The very fact that the liberation of the Ukrainian military on December 27 took place following direct instructions from the Russian president once again showed that there are no "young republics" as such, and the issue is decided solely on the Kremlin’s command.

This year Medvedchuk met with Putin again, and this meeting was held on January 10.

And then, the next day, the Russian president made sensational statements about Ukraine.

On the one hand, the old mantra about the "one people" was repeated, but on the other hand, Putin began talking about "normalizing relations" between Russia and Ukraine after "settling Donbass issues" and the Kremlin's lack of interest in freezing the conflict.

The rhetoric has changed dramatically - no more "massacres", Donbass is called by its name, not "southeastern Ukraine", and, most importantly, no more "republics".
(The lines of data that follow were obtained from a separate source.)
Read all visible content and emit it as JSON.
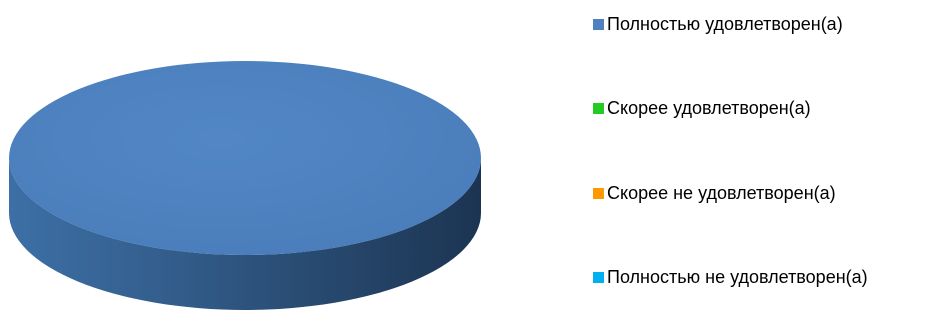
{
  "chart_data": {
    "type": "pie",
    "style": "3d",
    "title": "",
    "categories": [
      "Полностью удовлетворен(а)",
      "Скорее удовлетворен(а)",
      "Скорее не удовлетворен(а)",
      "Полностью не удовлетворен(а)"
    ],
    "values": [
      100,
      0,
      0,
      0
    ],
    "colors": [
      "#4F81BD",
      "#22CC22",
      "#FF9900",
      "#00B0F0"
    ],
    "legend_position": "right"
  }
}
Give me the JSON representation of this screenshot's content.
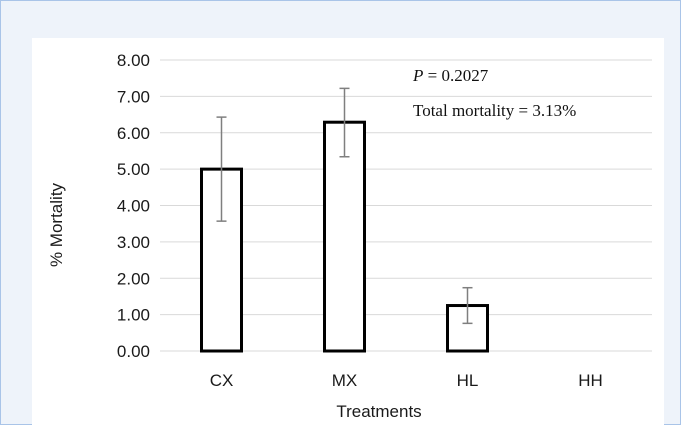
{
  "chart_data": {
    "type": "bar",
    "categories": [
      "CX",
      "MX",
      "HL",
      "HH"
    ],
    "values": [
      5.0,
      6.29,
      1.25,
      0.0
    ],
    "error_low": [
      3.57,
      5.34,
      0.76,
      null
    ],
    "error_high": [
      6.43,
      7.22,
      1.74,
      null
    ],
    "ylim": [
      0,
      8
    ],
    "y_ticks": [
      "0.00",
      "1.00",
      "2.00",
      "3.00",
      "4.00",
      "5.00",
      "6.00",
      "7.00",
      "8.00"
    ],
    "xlabel": "Treatments",
    "ylabel": "% Mortality",
    "grid": "horizontal",
    "annotations": {
      "p_label": "P",
      "p_value": " = 0.2027",
      "total": "Total mortality = 3.13%"
    },
    "colors": {
      "bar_fill": "#ffffff",
      "bar_edge": "#000000",
      "error_bar": "#7f7f7f",
      "grid": "#d9d9d9"
    }
  }
}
High-ranking Russian officials seem to have sharply doubted the principle of preserving these Russian pseudo-state entities in the occupied part of Donbass.

Putin also announced Russia's readiness to return from the occupied Crimea Ukrainian military equipment: warships, aircraft and even armored vehicles!

The transfer of these weapons was suspended in the summer of 2014 after the intensification of hostilities in Donbass and mass deployment of "Russian holidaymakers" to Ukraine.

Such a gesture of "goodwill" might have caused heart attacks among Donbass collaborators.

After all, in fact, this statement looks like Putin decided to strengthen Ukraine’s military potential, following the United States’ lethal aid efforts.

And here the main question arises: what happened to the Kremlin’s master on a New Year's Eve?

Believing in Putin’s altruism would be too dangerous and short-sighted.

If Russian citizens were to decide anything, we could assume that Putin wants to make peace with Ukraine in favor of his election campaign.

But this is unlikely as the people in Russia don’t need peace.

The war is sold much better from TV screens.

Moreover, Russians are so fooled by the idea of "fascist Ukraine" that, according to public opinion polls, they consider our country and the U.S. their major enemies.

Most likely, the Kremlin, against the backdrop of the expansion of personal U.S. sanctions, decided once again to change tactics on Ukraine and show the West the illusion of contractability.

It is no accident that Russian media began to report on talks with Putin on the "acceptable format" of a peacekeeping mission in Donbass.

Here for Moscow, the very fact of long and useless negotiations is more important than their outcome.

It is likely that the already-tested formula of "settlement" will be chosen: the proposal to "exchange" the occupied Crimea for the occupied Donbass.

By and large, for Moscow, this is a win-win option: to offer to return the ruined and looted Donbass and de facto close the issue of the occupied Crimea.

Moreover, the return of the occupied areas of Donetsk and Luhansk regions to Ukraine’s administrative and legal space before the Ukrainian elections in 2019 can significantly affect the composition and quality of our country’s political elites.